¹This regional quota is used in a few cases:

It controls the maximum value that can be picked for the maximum instance attribute of a revision. Once it is granted in a given region, all revisions in that region can go up to the granted limit.

It controls the maximum parallelism of a job. Once it is granted in a given region, all jobs in that region can go up to the granted limit.

It controls the total container instances for running job executions in a region.

²Support for timeouts greater than 24 hours is available in Preview.

³This regional quota is used in a few cases:

It controls the maximum value that can be picked for the maximum instance attribute of a revision using Direct VPC egress. Once it is granted in a given region, all revisions in that region can go up to the granted limit.

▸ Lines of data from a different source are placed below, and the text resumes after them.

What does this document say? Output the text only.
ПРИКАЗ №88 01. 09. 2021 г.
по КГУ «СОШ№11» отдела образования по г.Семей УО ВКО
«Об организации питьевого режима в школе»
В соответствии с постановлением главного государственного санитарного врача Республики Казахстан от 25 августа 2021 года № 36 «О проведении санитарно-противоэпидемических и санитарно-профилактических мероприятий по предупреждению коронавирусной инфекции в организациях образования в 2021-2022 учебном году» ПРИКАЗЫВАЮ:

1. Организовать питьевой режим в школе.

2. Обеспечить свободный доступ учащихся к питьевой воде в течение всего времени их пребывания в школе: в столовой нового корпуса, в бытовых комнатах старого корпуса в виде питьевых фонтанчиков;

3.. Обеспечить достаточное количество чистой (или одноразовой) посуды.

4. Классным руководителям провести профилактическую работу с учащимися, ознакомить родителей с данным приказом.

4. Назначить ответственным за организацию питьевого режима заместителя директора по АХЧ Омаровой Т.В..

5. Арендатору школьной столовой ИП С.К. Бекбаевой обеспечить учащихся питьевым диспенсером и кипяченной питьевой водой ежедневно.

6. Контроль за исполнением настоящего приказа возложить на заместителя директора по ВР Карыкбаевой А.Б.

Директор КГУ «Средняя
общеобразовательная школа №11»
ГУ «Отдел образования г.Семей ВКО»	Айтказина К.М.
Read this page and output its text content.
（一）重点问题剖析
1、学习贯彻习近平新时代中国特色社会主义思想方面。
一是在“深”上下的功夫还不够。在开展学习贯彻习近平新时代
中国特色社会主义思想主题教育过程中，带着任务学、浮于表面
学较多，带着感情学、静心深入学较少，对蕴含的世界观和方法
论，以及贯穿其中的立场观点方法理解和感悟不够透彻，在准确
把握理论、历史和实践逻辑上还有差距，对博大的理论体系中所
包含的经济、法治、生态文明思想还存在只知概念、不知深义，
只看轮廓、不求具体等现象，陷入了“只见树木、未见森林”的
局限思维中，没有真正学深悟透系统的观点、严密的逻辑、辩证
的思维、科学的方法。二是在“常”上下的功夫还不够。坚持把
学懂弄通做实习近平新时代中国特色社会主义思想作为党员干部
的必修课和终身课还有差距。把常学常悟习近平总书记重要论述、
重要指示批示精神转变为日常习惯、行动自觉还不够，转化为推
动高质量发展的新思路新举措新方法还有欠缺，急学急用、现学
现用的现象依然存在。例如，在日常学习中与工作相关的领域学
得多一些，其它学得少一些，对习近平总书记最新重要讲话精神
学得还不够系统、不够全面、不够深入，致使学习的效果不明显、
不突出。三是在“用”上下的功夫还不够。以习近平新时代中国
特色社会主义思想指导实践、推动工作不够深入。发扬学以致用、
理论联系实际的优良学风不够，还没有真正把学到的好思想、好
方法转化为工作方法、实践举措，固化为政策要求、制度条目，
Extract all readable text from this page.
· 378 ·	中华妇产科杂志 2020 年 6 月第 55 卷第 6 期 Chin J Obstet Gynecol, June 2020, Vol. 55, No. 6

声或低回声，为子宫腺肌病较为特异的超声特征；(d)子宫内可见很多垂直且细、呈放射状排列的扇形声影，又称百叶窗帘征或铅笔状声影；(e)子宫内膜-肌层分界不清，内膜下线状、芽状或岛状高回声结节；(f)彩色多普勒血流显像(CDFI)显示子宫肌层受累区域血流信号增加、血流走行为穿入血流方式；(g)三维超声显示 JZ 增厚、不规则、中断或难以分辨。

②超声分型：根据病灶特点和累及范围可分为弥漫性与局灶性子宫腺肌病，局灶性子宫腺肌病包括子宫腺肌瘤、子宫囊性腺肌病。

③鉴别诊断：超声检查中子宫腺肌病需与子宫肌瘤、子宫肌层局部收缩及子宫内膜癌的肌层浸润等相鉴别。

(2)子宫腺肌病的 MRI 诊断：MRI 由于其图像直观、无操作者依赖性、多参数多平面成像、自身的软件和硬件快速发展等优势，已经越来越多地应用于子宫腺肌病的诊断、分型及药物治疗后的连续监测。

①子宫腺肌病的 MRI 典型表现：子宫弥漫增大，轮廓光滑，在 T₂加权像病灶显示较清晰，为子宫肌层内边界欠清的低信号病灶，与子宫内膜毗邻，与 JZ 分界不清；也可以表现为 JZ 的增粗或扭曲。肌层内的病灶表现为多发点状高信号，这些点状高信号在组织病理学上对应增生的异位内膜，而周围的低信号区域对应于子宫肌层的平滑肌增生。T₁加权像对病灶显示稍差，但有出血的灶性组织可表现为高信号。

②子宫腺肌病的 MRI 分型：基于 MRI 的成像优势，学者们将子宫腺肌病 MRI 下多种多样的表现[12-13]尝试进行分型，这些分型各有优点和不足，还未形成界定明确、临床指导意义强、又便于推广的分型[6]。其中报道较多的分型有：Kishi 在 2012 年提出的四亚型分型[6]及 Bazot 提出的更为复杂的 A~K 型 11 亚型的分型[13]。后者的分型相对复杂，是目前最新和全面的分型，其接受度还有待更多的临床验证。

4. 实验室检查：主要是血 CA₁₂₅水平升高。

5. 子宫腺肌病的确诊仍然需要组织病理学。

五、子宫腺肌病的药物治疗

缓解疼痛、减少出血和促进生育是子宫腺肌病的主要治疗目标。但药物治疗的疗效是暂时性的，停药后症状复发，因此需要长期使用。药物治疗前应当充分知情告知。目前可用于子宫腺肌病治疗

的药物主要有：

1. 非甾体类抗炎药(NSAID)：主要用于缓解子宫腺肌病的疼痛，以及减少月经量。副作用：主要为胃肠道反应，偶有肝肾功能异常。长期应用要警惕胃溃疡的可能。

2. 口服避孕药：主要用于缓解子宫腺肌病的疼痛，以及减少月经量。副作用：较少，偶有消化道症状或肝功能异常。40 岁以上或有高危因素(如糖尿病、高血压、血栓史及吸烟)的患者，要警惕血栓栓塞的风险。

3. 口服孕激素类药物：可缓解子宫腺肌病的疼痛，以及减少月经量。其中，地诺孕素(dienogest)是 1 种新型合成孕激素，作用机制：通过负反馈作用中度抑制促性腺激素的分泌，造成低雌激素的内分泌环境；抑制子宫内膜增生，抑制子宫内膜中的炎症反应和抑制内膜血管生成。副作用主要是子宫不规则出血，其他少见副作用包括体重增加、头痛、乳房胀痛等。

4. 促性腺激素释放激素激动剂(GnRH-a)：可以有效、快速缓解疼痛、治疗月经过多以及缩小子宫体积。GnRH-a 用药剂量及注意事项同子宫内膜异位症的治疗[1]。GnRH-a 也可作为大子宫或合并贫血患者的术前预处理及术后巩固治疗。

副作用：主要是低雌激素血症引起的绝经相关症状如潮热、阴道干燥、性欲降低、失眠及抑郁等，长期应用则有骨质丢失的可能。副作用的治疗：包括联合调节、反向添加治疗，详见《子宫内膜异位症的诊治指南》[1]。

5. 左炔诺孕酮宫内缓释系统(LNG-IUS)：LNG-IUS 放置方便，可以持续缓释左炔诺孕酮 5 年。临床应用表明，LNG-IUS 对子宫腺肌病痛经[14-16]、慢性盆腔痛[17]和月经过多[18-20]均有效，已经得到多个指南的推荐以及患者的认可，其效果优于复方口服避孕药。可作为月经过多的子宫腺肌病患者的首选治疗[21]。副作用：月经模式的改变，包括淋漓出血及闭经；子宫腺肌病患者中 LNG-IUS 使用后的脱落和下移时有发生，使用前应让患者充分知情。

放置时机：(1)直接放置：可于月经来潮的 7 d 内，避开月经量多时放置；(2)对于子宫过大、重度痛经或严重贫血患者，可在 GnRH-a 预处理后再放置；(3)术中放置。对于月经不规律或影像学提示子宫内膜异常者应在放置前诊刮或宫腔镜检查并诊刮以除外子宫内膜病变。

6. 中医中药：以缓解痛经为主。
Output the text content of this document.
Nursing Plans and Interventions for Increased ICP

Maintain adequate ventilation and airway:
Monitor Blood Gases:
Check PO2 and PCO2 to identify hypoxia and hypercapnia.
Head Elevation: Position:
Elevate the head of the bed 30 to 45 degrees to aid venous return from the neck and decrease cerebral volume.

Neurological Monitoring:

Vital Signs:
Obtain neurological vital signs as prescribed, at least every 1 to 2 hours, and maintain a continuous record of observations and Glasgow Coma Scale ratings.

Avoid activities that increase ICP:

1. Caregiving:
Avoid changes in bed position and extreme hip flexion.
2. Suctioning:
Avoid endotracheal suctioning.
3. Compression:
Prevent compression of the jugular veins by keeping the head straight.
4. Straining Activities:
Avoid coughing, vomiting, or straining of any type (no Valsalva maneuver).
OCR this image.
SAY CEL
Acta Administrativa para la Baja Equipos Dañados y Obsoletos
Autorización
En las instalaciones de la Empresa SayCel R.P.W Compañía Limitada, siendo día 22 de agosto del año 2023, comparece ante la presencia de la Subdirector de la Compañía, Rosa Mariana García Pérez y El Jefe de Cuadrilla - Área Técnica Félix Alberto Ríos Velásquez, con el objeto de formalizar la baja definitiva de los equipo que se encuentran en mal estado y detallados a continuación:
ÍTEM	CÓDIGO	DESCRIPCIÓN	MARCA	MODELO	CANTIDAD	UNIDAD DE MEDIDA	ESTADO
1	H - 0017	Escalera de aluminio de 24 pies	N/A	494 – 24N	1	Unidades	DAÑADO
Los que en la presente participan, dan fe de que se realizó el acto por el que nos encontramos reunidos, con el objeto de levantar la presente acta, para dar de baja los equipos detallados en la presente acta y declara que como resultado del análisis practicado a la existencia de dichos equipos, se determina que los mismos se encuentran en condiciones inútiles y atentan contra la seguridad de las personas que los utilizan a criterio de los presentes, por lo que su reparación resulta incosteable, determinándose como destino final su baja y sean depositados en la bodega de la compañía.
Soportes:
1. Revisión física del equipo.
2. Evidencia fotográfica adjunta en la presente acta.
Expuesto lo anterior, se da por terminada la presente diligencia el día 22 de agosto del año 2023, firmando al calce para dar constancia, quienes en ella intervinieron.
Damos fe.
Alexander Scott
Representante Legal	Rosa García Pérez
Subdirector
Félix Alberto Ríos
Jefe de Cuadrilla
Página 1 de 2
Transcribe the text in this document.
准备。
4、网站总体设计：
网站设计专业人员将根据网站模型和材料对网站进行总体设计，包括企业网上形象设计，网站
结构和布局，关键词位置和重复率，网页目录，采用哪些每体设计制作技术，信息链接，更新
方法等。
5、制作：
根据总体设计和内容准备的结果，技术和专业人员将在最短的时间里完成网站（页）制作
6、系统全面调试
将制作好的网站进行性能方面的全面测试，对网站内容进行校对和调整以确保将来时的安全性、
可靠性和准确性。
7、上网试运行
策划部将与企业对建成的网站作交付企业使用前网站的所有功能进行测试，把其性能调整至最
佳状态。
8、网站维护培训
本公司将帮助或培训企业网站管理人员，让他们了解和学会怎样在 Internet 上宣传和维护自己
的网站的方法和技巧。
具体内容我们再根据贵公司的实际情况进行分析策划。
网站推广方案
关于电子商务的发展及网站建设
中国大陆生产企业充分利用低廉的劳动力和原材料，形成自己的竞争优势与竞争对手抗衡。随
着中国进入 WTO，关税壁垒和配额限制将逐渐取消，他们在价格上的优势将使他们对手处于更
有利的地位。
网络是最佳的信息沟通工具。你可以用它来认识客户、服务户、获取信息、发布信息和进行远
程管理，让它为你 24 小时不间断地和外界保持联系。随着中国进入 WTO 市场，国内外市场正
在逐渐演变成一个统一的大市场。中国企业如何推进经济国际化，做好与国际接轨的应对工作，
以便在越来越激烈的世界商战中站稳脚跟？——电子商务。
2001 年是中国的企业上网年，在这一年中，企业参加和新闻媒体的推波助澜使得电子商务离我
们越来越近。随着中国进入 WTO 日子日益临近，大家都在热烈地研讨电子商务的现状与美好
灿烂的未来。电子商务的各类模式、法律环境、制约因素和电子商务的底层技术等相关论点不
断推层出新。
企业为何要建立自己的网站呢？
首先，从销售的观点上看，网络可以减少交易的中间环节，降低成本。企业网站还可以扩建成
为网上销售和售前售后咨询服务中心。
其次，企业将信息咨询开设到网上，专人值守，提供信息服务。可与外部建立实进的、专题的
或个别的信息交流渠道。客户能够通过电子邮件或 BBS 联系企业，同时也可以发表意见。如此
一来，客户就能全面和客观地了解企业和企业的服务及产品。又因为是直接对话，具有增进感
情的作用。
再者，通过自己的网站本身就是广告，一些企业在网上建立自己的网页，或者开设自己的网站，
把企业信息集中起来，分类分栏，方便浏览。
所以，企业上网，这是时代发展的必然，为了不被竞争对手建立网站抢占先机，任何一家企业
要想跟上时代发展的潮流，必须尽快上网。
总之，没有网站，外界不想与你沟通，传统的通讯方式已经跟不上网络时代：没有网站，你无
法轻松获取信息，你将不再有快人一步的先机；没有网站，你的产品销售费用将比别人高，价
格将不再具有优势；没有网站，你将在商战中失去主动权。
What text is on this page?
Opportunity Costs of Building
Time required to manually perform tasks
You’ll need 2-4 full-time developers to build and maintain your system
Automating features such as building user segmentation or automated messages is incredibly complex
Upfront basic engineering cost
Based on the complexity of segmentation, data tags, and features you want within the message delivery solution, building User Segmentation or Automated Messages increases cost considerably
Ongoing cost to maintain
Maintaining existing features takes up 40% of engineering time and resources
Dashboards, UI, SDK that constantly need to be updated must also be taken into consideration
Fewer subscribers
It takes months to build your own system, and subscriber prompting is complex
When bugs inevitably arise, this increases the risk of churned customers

It controls the maximum parallelism of a job using Direct VPC egress. Once it is granted in a given region, all jobs in that region can go up to the granted limit.

⁴ To access GPU, you must request a quota increase for Total Nvidia L4 GPU allocation, per project per region. If your peak GPU usage is not close to your quota, Google might decrease your quota.

Networking limits for Cloud Run

Request limits for Cloud Run

Description	Limit	Notes
Maximum number of concurrent requests per instance	1000
Maximum number of concurrent streams per HTTP/2 client connection	100
Maximum time before timeout per request	60 minutes
Maximum HTTP/1 request size	32 MiB if using HTTP/1 server. No limit if using HTTP/2 server.
Maximum HTTP/1 response size	32 MiB if not using `Transfer-Encoding: chunked` or streaming mechanisms
Outbound connections per second per instance	700	Doesn't apply to Direct VPC egress traffic sent to the VPC network, which isn't limited.
Outbound DNS resolutions per second per instance	1000
Inbound requests per second to an HTTP/1 container port per instance	800	Doesn't apply to HTTP/2 container ports.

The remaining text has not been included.